Mais elle est asymétrique en ce sens que l’employeur dispose d’un pouvoir plus important
que le salarié :
La nécessité d’exploiter la force de travail achetée, c’est à dire d’utiliser cette capacité de
travail pour qu’elle génère un surplus, le profit et un travail efficient et donc un produit, induit
simultanément la possibilité du conflit et de la coopération. La nature de la relation d’emploi ne
peut pas dans cette optique se limiter au contrôle par le management de la force de travail
(optique unitariste ou marxiste) mais elle et caractérisée par une combinaison de désaccords
et d’accords , de conflits et de coopération.

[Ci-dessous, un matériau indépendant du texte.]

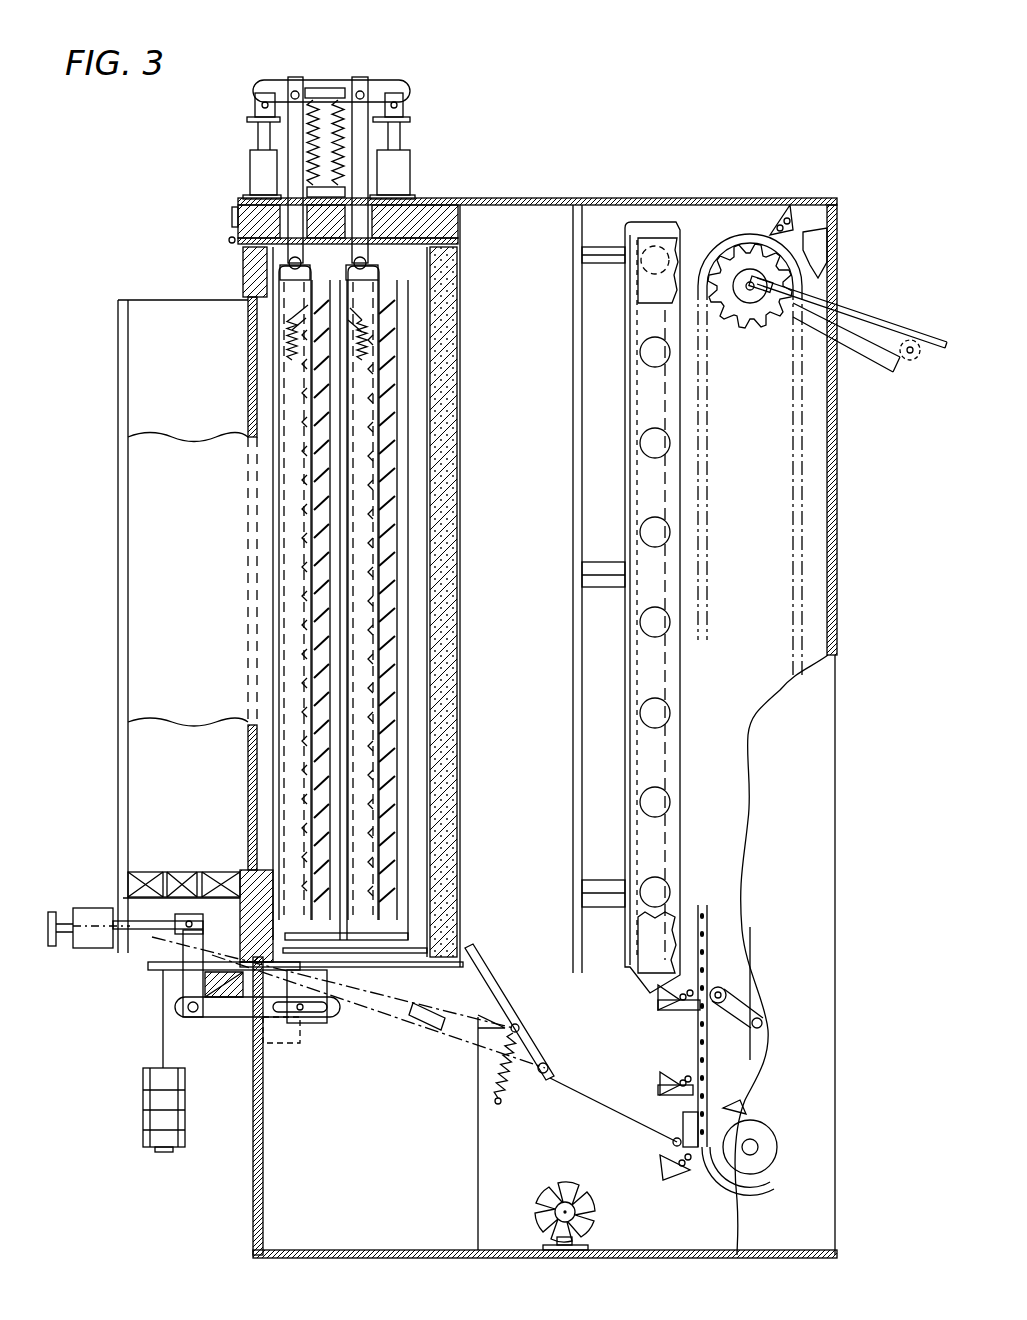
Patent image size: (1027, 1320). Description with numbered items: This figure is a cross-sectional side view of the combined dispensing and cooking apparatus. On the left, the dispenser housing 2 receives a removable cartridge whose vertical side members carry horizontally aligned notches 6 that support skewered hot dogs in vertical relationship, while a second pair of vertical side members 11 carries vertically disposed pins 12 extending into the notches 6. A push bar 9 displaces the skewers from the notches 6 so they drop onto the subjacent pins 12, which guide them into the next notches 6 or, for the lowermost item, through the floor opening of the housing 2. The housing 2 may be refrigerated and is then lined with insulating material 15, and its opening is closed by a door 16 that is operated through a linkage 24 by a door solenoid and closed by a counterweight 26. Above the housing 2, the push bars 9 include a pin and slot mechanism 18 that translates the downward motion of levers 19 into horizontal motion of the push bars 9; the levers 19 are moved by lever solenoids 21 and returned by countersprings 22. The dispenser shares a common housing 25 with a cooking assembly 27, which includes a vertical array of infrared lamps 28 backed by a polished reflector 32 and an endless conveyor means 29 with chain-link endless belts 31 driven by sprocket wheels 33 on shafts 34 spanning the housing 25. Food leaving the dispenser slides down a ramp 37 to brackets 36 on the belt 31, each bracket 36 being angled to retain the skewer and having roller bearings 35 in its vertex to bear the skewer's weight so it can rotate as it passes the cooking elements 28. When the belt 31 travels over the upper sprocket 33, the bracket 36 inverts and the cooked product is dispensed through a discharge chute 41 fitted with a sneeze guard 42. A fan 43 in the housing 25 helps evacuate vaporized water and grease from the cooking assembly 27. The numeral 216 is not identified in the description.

The housing 2 is at (460, 380).
The notches 6 is at (375, 300).
The push bar 9 is at (290, 515).
The second pair of vertical side members 11 is at (403, 292).
The pins 12 is at (387, 340).
The insulating material 15 is at (447, 300).
The door 16 is at (383, 1012).
The pin and slot mechanism 18 is at (283, 337).
The levers 19 is at (365, 110).
The lever solenoids 21 is at (258, 170).
The countersprings 22 is at (333, 100).
The linkage 24 is at (225, 1007).
The common housing 25 is at (563, 200).
The counterweight 26 is at (790, 208).
The cooking assembly 27 is at (732, 622).
The infrared lamps 28 is at (672, 437).
The endless conveyor means 29 is at (720, 737).
The endless belts 31 is at (697, 1042).
The polished reflector 32 is at (628, 402).
The sprocket wheels 33 is at (723, 263).
The shafts 34 is at (745, 283).
The roller bearings 35 is at (690, 1180).
The brackets 36 is at (658, 1008).
The ramp 37 is at (568, 1075).
The discharge chute 41 is at (870, 350).
The sneeze guard 42 is at (847, 283).
The fan 43 is at (583, 1192).
The handwheel 216 is at (93, 908).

Ce sont ces caractéristiques de la relation d’emploi, création d’un surplus économique,
coexistence de conflits et de coopération, l’indétermination de la nature de la relation
d’échange et l’asymétrie de pouvoir qui constituent l’intérêt de l’étude des relations
industrielles et non l’ensemble des institutions et règles qui n’en sont qu’un sous produit.